She thought, briefly, about calling to apologize. Or offering something resembling an apology, at least. Maybe a two-line text _: I didn't mean that quite the way it sounded. Call me later._ Because, really, what was there to apologize _for_?

Alex was always so stubborn, so insistent, burrowing his way into everyone's business. And his knee-jerk retort—"I'm the sheriff, Norma,"—only held so much sway with so many people. At a certain point one had to crack. It was natural; he should've seen it coming.

What was it her mother used to say?

 _Beat a dog long enough, eventually it goes for your throat._

Something like that.

Alex Romero, she'd decided, had simply spent too much time beating too many proverbial dogs. If her resistance to his constant, intrusive inquiries upset him, he had no one but himself to blame.

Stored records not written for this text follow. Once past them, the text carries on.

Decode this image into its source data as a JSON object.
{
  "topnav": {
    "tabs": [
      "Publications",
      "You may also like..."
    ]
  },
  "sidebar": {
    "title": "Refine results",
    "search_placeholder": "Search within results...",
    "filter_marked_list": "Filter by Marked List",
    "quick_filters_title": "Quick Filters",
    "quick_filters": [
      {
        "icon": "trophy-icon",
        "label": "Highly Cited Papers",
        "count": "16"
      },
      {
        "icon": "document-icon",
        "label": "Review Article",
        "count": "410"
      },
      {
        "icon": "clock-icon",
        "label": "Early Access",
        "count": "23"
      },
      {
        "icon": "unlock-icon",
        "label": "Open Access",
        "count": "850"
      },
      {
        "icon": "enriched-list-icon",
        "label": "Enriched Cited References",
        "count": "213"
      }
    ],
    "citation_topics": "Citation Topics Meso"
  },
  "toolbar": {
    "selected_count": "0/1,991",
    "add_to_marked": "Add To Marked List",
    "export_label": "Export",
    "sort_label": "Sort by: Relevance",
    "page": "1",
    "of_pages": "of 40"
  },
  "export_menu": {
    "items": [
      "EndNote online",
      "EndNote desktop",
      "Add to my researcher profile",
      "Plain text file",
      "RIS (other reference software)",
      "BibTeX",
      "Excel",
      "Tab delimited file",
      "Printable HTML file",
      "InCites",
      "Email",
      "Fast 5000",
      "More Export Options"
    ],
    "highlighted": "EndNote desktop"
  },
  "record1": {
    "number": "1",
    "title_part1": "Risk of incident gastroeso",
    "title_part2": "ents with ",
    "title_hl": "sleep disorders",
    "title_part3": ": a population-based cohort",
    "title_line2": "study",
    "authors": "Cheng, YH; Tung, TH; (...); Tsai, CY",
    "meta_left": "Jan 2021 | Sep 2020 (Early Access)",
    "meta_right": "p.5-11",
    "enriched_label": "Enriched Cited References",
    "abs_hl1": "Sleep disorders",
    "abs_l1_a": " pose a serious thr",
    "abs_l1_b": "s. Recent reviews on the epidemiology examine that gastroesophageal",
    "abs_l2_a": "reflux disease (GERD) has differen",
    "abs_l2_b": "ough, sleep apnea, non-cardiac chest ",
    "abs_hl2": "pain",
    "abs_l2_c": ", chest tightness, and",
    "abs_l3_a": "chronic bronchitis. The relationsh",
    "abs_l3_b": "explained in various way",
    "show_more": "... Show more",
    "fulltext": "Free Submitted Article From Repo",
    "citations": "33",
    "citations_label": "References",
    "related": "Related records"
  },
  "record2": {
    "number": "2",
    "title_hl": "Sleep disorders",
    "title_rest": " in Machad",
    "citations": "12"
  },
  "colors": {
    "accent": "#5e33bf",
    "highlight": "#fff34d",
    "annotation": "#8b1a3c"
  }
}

Still, she couldn't quite shake the memory of his face when she'd said, "Jon never pushes me." Beneath the exhaustion—he'd walked through her front door resembling a man who hadn't met sleep in over a week—and his usual placid demeanor, a crack had begun to show.

Just a trace; present one moment, gone the next. Something in the line of his shoulders. Something soft in his eyes. Something wounded.

In the moment, she'd wanted to take it all back. To tell him she hadn't meant it—she was tired and stressed out and angry, and he had a way of pushing all her buttons, and couldn't he simply _understand…?—_ but she hadn't, and by the time he turned his back, halfway to her front door, she'd realized she didn't have the heart, or, perhaps more accurately, the courage—although what, exactly, frightened her, she couldn't say—to ask him to stay.

His face haunted her. Five hours of that single, awful moment on replay. That one second when he lost his composure, his well-shaped mouth twisting into a cringe. The unconscious flinch, as if she'd struck him, caught him by surprise.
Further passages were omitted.